Maintenu par Vladislav Sergienko, Fondateur·Modèle modifié pour la dernière fois: ·Signaler une erreur

Qu'est-ce qu'un Acte de Cession de Lot de Copropriete ?

L'Acte de Cession de Lot de Copropriete est, en droit français, un acte preparatoire de cession d'un lot de copropriete. Il est régi par Loi n°65-557 du 10 juillet 1965 art. 6 et 20 + Code civil art. 1583.

La vente d'un lot de copropriété est définitive entre les parties dès lors que le vendeur et l'acquéreur se sont accordés sur la chose et sur le prix (Code civil art. 1583), mais le transfert de propriété opposable aux tiers ne s'opère qu'à la signature de l'acte authentique notarie et à sa publication au Service de la Publicité Foncière (SPF) territorialement compétent, rattache à la Direction générale des Financés publiques (DGFiP). Le notaire est obligatoire pour la vente immobilière en France ; son intervention confère à l'acte sa force probante maximale et sa force exécutoire sans nécessiter de jugement.

La spécificité d'une vente en copropriété par rapport à une vente de maison individuelle tient à la nature mixte du bien : le cédant vend non seulement ses parties privatives (l'appartement, la cave, le garage), mais cédé également sa quote-part de parties communes générales et éventuellement spéciales (toiture, escaliers, couloirs, façade). Cette quote-part est exprimée en millièmes ou tantieme, calculée selon l'état descriptif de division publié au SPF lors de la création de la copropriété (Loi de 1965 art. 5).

La Loi n°96-1107 du 18 décembre 1996 dite Loi Carrez à introduit une obligation de mention de la surface privative des lots cédés dans les actes de vente de lots de copropriété. Cette surface Carrez doit être certifiée par un diagnostiqueur agréé et ne correspond pas nécessairement à la surface habitable au sens de l'article R.111-2 du Code de la construction (elle exclut les surfaces de moins de 1,80 m de hauteur sous plafond et les annexes comme les caves). À défaut de mention ou en cas d'erreur supérieure à 5%, l'acquéreur peut demander la réduction du prix proportionnelle à la surface manquante dans l'année suivant l'acte (art. 46 Loi de 1965).

L'état date (ou certificat de l'article 20 de la Loi du 10 juillet 1965) est un document délivré par le syndic professionnel mentionnant les charges dues et impayées sur le lot, les montants des travaux votes non encore réalisés, et les procédures judiciaires en cours contre le syndicat. Il est obligatoire pour la vente et protège l'acquéreur contre les surprises financières liées à l'appartenance à une copropriété.

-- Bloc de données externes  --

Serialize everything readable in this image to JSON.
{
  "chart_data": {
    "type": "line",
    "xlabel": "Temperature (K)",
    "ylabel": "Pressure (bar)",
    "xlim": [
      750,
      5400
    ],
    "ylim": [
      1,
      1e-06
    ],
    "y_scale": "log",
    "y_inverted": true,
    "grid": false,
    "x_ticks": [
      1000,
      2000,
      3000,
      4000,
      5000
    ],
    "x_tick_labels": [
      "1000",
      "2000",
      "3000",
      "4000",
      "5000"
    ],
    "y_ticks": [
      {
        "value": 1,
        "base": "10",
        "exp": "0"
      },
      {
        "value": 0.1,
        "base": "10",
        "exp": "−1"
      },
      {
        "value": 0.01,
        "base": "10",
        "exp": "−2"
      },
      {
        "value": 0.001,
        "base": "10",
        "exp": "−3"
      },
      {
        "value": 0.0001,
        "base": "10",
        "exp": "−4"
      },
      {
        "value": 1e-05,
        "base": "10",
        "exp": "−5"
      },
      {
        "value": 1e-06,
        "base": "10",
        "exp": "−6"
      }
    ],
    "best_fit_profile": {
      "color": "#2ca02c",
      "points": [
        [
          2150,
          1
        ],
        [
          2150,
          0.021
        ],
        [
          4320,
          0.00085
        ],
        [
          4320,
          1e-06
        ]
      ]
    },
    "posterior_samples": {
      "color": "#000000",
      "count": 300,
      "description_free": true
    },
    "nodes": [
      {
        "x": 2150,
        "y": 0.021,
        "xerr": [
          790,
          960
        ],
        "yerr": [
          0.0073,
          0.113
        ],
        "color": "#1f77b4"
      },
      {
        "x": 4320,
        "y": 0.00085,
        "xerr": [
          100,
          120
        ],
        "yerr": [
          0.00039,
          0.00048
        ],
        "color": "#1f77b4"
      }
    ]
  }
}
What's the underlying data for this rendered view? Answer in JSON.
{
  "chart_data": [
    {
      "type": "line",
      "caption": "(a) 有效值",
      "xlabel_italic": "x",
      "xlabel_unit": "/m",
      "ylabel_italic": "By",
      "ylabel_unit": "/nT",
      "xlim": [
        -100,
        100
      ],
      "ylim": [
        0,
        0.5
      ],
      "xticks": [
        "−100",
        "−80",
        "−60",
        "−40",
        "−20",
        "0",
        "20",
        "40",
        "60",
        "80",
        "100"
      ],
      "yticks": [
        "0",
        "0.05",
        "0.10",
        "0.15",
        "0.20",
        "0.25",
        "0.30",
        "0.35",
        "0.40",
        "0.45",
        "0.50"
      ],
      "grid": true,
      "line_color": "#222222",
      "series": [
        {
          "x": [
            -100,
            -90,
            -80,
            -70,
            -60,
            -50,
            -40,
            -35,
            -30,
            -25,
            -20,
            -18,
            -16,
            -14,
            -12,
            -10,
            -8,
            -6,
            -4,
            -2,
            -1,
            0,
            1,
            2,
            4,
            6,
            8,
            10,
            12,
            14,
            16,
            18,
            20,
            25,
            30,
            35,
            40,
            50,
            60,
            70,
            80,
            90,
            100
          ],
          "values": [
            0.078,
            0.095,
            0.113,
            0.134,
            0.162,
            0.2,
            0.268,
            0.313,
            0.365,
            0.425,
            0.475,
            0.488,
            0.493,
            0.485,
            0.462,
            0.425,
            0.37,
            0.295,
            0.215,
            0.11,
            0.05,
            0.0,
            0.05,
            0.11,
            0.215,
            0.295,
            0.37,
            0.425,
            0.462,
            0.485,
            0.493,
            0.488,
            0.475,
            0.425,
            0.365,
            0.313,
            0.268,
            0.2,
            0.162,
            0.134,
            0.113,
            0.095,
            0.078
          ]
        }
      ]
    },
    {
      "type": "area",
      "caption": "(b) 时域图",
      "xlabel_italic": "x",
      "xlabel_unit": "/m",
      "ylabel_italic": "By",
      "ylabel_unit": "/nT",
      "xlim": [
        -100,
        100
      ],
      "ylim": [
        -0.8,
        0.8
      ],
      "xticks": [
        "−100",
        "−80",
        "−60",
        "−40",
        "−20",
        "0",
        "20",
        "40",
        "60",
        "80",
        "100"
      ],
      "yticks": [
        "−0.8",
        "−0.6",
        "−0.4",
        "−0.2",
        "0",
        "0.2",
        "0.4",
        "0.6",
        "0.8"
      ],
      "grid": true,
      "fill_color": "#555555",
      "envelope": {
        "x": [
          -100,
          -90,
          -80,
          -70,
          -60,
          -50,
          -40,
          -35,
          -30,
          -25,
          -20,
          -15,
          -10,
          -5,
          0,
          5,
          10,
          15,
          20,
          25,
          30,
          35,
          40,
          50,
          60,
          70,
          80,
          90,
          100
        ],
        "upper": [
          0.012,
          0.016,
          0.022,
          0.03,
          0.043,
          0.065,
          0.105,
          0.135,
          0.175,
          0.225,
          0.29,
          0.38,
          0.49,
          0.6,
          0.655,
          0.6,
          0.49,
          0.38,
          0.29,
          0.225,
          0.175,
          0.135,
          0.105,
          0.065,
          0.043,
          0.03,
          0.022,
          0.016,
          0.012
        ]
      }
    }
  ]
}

Quand avez-vous besoin d'un Acte de Cession de Lot de Copropriete ?

L'Acte de Cession de Lot de Copropriété en France est requis dans plusieurs situations liées aux transactions portant sur des lots dans des immeubles soumis au statut de la copropriété.

Lors de la vente d'un appartement, d'une cave, d'un parking ou d'un local commercial situe dans un immeuble en copropriété, qu'il s'agisse d'une vente entre particuliers ou entre professionnels, l'acte de cession est nécessaire. Il peut prendre la forme d'un compromis de vente préparatoire (acte sous seing privé) suivi de l'acte authentique notarie, ou directement d'un acte authentique si les parties le souhaitent. Le compromis de vente confère la certitude de la transaction pendant le délai de réalisation des conditions suspensives.

Lors d'une cession de droits indivis sur un lot de copropriété (cas fréquent lors de successions ou de divorces), le consentement de tous les coindivisaires est nécessaire. L'acte doit mentionner la quote-part cedeee et l'identité de tous les coindivisaires restants. Le droit de préemption des autres coindivisaires (Code civil art. 815-14) doit être purgé avant la cession à un tiers.

Lors d'une donation d'un lot de copropriété (transmission familiale), un acte authentique notarie est obligatoire (Code civil art. 931). La donation doit respecter les règles de la réserve héréditaire française, particulièrement contraignantes (Loi de 1965 art. 6 et Code civil art. 912-930).

Lors de la sortie d'une SCI de son patrimoine immobilier sous forme de vente d'un lot de copropriété, l'acte doit identifier la SCI comme cédante (dénomination, SIREN, siège social, forme juridique), le représentant habilité par les statuts ou une décision des associés, et le régime fiscal applicable (droits de mutation à titre onéreux ou, dans certains cas, TVA immobilière si bien neuf).

Que faut-il inclure dans votre Acte de Cession de Lot de Copropriete ?

L'Acte de Cession de Lot de Copropriété en France doit contenir les éléments essentiels définis par la Loi n°65-557 du 10 juillet 1965, le décret n°67-223 du 17 mars 1967, et les dispositions générales du Code civil sur les ventes immobilières.

L'identification précise des parties : cédant (nom, date de naissance, adresse, NIF, régime matrimonial) et cessionnaire (nom, adresse, NIF, qualité consommateur ou professionnel). Le régime matrimonial du cédant est essentiel car, sous le régime de la communauté réduite aux acquêts (régime légal par défaut, Code civil art. 1400), le conjoint doit également consentir à la vente si le lot est un bien commun.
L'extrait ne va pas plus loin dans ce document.